Jane Avery agreed it was frustrating not being able to engage with local authorities. “Co-ops should be an automatic go-to,” she said, “to look for a credible and ethical business model to do business with. I’d say hand on heart that Winterbourne [a private hospital abuse scandal] would not have happened if it had been a co-op.”
From the floor Mervyn Eastman, chair of the Co-operative Care Forum, sounded a cautionary note.
“Because the narrative around social care is so dire, with such a high percentage of failing or poor quality care, we try to look for a solution,” he said. “I support the notion that co-op solutions are there, but how uniquely would the co-op ethos actually safeguard provision from the corruption of care?
“If we start to believe our rhetoric without evidence that co-ops will protect against this and never have incidences of abuse … well, we have to worry about that sort of promotion.”
He added: “The key issue is what is the relationship between those receiving and those providing, those owning and those commissioning. Unless those in communities have the power, we’re not going to see successful care co-operatives.”

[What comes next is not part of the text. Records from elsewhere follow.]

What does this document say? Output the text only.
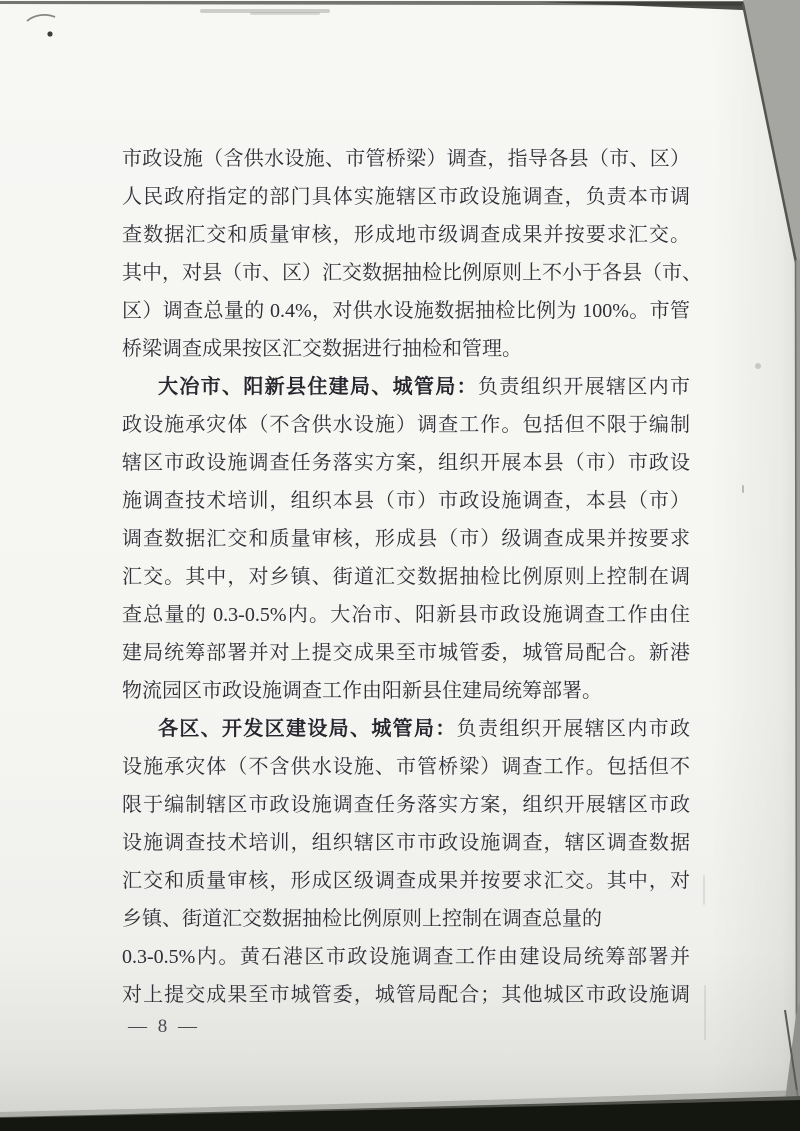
市政设施（含供水设施、市管桥梁）调查，指导各县（市、区）
人民政府指定的部门具体实施辖区市政设施调查，负责本市调
查数据汇交和质量审核，形成地市级调查成果并按要求汇交。
其中，对县（市、区）汇交数据抽检比例原则上不小于各县（市、
区）调查总量的 0.4%，对供水设施数据抽检比例为 100%。市管
桥梁调查成果按区汇交数据进行抽检和管理。
大冶市、阳新县住建局、城管局：负责组织开展辖区内市
政设施承灾体（不含供水设施）调查工作。包括但不限于编制
辖区市政设施调查任务落实方案，组织开展本县（市）市政设
施调查技术培训，组织本县（市）市政设施调查，本县（市）
调查数据汇交和质量审核，形成县（市）级调查成果并按要求
汇交。其中，对乡镇、街道汇交数据抽检比例原则上控制在调
查总量的 0.3-0.5%内。大冶市、阳新县市政设施调查工作由住
建局统筹部署并对上提交成果至市城管委，城管局配合。新港
物流园区市政设施调查工作由阳新县住建局统筹部署。
各区、开发区建设局、城管局：负责组织开展辖区内市政
设施承灾体（不含供水设施、市管桥梁）调查工作。包括但不
限于编制辖区市政设施调查任务落实方案，组织开展辖区市政
设施调查技术培训，组织辖区市市政设施调查，辖区调查数据
汇交和质量审核，形成区级调查成果并按要求汇交。其中，对
乡镇、街道汇交数据抽检比例原则上控制在调查总量的
0.3-0.5%内。黄石港区市政设施调查工作由建设局统筹部署并
对上提交成果至市城管委，城管局配合；其他城区市政设施调
— 8 —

Ms Avery said such issues lead back to the co-operative values and principles. “That doesn’t mean some members don’t break laws and policies,” she added, “Some do, but there is an intrinsic belief that a co-op model is a better way of doing business.” But she agreed that conversations had to change “from rhetoric to pure fact – we have to believe in ourselves to do that”.
Ms Wilkie added that while the co-op model is never a guarantee, motives guide actions. “It’s a good start if your motive is to deliver better care,” she said.
Safeguards can also be designed into the co-op model – which is one of the strengths of community co-ops, believes Dr Luddecke.
“The stakeholder model gives everyone a voice which is heard and can’t be ignored. Winterbourne, Grenfell – people were saying there was something wrong here but they were ignored, because they could be ignored.
“If you have a model where those voices are heard and can’t be ignored, you start to build in safeguards.”
A magic wand for care
Concluding the debate, Anthony Murray asked each panelist: “If you could wave your magic wand and deal with one issue in care, what would that be?”
Ms Avery would address division, which she argued was the “biggest thing facing our society”.
“Working together, accepting differences of opinion, having common goals and way of working towards that – co-ops do aim to do that,” she said. “They encompass a broad church of opinion and backgrounds, they are not a monoculture.”
Dr Luddecke said she wanted to deal with “lack of services and opportunity and social connectedness. It’s something to address collectively, through self help, so people develop services for themselves and feel connected again.”
And Ms Wilkie would address health and nutrition. “If I had a magic wand to wave everyone, regardless of their location, would have access to healthy locally sourced food. That’s what the Rochdale Pioneers set out to do – but it feels now as if that’s slipping way.”